The power of the technology is itself not so much an issue any more. Very accurate information can be obtained. A large portion of the genome, it is routine to get data on 20 or 30 thousand genes in a single hybridization. So, you can get most of the genome at this point. There are fairly routine computational tools available. It still requires the participation of experts in bioinformatics and mathematics, who are still in short supply. The tools are relatively standard for analysis that have been very, very useful. So, these things are not tremendous obstacles at the present time.

What I see in sarcoma as being a problematic area would be primarily issues such as obtaining adequate sample numbers. This has been alluded to already. A decent-sized microarray study in the current era involves hundreds of samples. To obtain hundreds of samples across a spectrum of disease that has a lot of heterogeneity, and to represent each subset with adequate numbers is quite a challenge. I think this can only be done in the context of multi-institutional collaborative studies.

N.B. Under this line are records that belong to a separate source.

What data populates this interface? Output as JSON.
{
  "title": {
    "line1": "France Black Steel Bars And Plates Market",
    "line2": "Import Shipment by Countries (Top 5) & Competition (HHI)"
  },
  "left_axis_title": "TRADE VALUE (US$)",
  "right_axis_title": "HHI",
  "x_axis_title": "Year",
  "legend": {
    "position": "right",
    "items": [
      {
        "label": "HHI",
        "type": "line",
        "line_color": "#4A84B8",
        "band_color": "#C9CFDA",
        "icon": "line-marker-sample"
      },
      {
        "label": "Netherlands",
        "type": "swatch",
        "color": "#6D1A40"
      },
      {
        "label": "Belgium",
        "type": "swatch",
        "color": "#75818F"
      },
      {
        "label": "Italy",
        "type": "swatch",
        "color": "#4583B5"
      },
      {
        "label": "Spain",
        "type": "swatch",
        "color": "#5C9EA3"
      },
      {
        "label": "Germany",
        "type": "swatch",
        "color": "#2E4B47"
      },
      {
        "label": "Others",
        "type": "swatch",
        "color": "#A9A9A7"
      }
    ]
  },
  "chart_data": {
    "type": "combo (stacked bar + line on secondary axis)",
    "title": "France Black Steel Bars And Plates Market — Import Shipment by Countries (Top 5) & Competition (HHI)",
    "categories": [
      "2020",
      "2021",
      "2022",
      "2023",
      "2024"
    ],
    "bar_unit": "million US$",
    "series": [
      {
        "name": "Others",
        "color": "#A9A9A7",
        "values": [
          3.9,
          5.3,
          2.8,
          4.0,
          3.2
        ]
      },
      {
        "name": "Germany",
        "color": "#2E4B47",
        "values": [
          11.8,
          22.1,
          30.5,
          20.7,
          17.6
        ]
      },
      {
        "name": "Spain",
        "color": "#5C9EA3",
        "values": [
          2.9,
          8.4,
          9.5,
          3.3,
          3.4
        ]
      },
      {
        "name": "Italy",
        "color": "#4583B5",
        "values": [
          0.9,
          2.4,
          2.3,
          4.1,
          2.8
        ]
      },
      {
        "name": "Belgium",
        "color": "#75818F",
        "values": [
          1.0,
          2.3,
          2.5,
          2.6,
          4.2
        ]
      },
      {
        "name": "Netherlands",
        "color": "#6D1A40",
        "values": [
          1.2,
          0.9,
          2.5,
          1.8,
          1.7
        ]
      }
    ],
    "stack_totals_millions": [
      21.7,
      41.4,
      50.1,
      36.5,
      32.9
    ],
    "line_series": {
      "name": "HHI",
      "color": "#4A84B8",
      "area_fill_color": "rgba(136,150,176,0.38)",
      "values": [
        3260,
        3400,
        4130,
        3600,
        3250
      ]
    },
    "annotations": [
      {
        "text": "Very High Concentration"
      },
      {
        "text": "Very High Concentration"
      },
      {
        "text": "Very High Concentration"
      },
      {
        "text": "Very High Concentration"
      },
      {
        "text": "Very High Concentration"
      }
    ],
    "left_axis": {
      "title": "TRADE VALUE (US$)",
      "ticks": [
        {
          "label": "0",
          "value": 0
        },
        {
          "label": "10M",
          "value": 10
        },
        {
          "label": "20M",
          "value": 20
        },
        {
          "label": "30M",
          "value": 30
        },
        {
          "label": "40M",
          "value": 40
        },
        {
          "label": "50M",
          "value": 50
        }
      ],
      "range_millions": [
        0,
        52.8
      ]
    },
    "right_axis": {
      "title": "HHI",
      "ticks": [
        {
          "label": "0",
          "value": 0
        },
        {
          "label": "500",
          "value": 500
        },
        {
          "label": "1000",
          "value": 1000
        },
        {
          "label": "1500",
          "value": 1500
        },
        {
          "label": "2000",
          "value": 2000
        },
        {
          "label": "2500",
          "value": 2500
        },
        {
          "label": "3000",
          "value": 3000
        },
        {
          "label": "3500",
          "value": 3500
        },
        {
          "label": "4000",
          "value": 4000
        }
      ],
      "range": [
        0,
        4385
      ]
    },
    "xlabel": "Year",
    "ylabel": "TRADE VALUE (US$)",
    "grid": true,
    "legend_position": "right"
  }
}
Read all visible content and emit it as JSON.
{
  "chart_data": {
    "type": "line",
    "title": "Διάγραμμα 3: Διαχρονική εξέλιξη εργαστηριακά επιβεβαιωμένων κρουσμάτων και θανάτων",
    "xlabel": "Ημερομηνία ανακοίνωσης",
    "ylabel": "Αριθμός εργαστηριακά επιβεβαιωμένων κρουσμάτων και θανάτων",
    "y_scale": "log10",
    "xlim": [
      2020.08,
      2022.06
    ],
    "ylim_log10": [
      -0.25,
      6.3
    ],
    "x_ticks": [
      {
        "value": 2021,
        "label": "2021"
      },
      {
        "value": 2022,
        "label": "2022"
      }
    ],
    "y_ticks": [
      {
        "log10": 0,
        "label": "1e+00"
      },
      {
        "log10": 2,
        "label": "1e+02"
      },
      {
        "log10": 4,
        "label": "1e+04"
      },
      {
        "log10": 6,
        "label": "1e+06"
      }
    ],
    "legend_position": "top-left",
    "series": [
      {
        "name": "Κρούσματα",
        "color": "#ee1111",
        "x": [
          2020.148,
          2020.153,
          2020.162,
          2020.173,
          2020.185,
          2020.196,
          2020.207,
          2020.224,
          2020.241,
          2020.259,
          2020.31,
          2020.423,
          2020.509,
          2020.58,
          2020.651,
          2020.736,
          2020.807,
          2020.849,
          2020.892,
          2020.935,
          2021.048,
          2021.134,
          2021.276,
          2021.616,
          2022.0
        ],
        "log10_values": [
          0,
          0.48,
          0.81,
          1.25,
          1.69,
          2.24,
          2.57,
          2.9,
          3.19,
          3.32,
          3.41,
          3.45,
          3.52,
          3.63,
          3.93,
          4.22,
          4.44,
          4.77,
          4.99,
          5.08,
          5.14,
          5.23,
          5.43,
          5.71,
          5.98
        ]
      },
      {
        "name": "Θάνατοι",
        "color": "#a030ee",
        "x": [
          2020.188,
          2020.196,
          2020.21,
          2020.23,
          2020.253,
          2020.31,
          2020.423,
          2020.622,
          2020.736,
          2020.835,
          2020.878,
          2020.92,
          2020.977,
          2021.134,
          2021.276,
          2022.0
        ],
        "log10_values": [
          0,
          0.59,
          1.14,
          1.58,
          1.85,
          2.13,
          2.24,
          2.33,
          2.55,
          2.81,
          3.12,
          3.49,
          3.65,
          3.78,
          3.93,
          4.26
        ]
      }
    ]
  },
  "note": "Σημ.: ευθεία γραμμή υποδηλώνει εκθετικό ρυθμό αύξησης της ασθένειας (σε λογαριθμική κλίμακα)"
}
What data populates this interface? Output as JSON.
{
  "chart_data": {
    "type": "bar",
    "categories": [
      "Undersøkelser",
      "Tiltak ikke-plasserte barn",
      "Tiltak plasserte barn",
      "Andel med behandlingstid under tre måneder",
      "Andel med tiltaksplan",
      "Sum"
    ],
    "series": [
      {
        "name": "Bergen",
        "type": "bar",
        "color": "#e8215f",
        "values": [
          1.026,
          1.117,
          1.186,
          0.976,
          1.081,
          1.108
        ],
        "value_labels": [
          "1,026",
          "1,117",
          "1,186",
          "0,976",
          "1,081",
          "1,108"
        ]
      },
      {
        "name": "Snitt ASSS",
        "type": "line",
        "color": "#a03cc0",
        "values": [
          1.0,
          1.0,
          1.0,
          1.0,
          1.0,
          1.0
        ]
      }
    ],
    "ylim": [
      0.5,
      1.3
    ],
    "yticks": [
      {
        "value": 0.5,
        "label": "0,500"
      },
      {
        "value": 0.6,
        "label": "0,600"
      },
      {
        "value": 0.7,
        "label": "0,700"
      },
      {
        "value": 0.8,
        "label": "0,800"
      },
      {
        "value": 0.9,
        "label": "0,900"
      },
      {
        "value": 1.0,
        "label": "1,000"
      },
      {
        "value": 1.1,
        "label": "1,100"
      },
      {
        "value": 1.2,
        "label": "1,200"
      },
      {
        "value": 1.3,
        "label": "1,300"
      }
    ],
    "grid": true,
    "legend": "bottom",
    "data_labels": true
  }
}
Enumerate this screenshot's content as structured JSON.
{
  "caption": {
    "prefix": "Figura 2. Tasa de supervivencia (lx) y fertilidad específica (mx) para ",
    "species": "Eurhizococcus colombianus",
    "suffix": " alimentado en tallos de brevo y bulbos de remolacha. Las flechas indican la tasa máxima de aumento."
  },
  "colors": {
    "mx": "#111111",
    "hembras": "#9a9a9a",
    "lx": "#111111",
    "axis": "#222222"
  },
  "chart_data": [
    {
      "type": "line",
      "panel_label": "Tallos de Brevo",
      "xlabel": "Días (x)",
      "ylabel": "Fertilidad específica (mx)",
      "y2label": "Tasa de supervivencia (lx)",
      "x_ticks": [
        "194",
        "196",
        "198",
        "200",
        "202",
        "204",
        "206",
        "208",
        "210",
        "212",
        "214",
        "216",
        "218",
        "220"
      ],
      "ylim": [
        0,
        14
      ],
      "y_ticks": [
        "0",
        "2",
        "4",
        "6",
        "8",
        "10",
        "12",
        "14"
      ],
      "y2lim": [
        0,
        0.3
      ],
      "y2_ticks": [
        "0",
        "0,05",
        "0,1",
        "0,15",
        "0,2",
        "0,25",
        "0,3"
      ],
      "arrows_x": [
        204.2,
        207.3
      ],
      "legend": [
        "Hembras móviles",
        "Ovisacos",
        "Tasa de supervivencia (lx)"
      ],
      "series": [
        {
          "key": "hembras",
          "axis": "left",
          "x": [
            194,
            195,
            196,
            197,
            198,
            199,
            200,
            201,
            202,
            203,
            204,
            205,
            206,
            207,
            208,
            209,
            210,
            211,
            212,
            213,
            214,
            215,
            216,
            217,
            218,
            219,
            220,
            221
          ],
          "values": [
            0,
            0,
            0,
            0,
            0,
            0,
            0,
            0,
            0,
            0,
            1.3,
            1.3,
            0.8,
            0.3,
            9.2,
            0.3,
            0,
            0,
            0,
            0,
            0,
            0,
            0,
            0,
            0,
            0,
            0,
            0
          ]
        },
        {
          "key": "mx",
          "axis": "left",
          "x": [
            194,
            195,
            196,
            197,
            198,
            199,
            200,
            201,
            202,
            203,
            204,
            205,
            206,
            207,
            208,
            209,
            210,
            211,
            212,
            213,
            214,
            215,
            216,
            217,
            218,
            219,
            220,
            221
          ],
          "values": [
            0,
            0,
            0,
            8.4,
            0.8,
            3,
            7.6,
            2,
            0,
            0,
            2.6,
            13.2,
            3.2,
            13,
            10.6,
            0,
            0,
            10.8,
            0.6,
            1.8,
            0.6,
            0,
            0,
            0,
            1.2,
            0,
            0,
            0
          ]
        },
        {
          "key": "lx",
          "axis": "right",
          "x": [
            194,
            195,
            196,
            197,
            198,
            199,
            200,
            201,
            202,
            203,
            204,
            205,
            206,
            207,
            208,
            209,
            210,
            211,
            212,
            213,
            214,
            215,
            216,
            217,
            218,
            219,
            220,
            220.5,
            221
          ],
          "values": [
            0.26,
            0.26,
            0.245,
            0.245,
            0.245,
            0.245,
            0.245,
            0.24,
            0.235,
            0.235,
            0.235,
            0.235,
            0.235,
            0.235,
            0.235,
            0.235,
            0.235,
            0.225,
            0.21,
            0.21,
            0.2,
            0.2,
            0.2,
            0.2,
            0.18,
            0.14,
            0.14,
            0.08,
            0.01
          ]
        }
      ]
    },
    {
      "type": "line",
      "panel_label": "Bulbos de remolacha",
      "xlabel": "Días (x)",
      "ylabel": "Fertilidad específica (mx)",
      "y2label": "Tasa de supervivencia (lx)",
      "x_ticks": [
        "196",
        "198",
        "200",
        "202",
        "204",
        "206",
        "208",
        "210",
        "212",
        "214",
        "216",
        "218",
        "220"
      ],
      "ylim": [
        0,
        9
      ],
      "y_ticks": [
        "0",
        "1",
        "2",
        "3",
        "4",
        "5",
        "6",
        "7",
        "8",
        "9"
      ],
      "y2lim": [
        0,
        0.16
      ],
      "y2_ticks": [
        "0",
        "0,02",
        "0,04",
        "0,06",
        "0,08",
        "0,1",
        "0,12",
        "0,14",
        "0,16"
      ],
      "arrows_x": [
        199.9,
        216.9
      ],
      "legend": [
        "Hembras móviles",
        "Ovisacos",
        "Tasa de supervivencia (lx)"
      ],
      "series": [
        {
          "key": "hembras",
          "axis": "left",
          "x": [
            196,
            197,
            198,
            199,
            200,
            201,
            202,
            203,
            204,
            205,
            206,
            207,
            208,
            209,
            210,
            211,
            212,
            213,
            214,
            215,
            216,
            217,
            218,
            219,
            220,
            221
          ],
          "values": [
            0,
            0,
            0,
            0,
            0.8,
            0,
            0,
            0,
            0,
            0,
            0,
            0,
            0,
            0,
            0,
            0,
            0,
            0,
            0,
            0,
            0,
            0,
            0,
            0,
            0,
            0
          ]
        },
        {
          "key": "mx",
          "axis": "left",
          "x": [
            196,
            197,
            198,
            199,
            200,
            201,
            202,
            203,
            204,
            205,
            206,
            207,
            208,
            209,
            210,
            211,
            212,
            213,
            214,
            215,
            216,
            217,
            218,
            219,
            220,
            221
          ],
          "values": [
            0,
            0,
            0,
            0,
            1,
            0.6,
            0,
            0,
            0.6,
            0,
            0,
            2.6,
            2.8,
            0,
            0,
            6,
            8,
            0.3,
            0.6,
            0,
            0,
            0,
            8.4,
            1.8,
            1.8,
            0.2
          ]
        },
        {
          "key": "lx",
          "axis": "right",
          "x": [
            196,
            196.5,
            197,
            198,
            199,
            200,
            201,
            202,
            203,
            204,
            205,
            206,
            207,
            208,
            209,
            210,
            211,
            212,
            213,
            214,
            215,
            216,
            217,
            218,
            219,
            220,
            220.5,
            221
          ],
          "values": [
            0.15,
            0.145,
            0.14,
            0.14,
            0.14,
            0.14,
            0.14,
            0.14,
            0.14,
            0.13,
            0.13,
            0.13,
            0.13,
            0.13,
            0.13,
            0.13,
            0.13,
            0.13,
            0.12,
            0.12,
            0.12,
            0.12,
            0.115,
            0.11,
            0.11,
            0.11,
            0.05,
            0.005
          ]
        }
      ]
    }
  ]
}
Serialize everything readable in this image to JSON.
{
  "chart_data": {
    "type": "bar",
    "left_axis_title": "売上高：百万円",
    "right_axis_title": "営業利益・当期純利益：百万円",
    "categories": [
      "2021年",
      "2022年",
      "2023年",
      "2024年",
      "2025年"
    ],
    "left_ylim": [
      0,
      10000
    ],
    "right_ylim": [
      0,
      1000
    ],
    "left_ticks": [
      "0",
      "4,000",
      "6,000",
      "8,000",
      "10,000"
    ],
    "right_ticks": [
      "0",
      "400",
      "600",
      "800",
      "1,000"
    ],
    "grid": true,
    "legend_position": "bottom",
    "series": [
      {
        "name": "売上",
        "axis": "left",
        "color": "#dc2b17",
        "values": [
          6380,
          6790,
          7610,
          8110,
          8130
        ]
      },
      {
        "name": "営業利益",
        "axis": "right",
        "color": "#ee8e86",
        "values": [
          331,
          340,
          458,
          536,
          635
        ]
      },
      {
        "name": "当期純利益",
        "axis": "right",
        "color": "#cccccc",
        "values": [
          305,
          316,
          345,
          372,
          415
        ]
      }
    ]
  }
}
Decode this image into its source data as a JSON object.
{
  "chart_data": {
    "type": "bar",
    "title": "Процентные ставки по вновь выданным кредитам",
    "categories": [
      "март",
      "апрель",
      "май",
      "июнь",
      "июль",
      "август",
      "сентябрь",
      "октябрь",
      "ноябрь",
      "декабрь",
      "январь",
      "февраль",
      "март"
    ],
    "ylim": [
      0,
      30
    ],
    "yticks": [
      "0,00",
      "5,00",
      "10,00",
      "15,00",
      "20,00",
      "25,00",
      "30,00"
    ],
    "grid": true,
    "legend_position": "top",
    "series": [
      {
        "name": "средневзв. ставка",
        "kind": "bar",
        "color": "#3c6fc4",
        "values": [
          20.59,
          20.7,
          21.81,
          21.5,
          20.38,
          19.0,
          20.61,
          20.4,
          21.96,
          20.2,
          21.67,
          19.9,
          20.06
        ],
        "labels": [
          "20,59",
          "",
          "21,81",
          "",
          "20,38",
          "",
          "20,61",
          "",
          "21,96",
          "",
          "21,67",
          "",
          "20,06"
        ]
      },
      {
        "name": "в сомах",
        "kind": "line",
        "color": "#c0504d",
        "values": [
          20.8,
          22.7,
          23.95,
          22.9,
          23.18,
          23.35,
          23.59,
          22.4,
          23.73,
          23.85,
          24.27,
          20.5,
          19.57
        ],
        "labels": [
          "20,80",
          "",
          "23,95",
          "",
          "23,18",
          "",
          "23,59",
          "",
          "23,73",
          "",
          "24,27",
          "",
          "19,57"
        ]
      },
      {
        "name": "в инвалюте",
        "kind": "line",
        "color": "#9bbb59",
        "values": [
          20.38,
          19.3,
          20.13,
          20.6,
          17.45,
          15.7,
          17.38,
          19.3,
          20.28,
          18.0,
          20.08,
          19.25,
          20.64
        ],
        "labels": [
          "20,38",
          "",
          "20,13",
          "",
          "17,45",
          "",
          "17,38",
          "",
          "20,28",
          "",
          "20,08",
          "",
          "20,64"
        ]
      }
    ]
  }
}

One way to think about this, it doesn't mean that we should pack up and not do this because we can't get enough samples. You can think of this in terms of the resolution of an image. You can start out with a relatively small number of samples and you will see from that small number of samples the gross separations between tumor types that are easy to distinguish. This probably won't come as a big surprise to anybody -- but the more samples you add in each subset, the better separation that you will see. But adequate sample numbers are clearly a major issue.

Adequate sample quantity is an enormous problem, especially when talking about diseases that are frequently biopsied with skinny needle biopsy. It is conceivable that you can do microarray studies on 1,000 cells; but it is really not optimal to do that. So, core biopsies or open biopsies are really a preferable material. I would argue that if anyone believes that to take better care of their patients, they need to understand the biology, then they need to obtain adequate tissues.

I think every time a patient with a rare disease gets treated without tissue being banked for future research in adequate quantity and quality to do the things that are going to be the genomics of cancer for the 21st century, I think that is really a shame. It just delays the day until we get answers about what is going on with that type of patient. So, adequate sample quantity is critical.

Links to clinical trials, we certainly want to have links to clinical trials, so that the samples are not just characterized pathologically, but characterized with respect to all the clinical variables that matter that we know about at the time the study is done.

Finally, we need to establish interdisciplinary collaborations that include the clinicians caring for the patients, the pathologist, the molecular biologist, and the biostatistician. All of these things have to happen if you are really going to get to the bottom of the mystery of sarcomas.

That is basically what I had to say, hopefully getting us closer to back on time.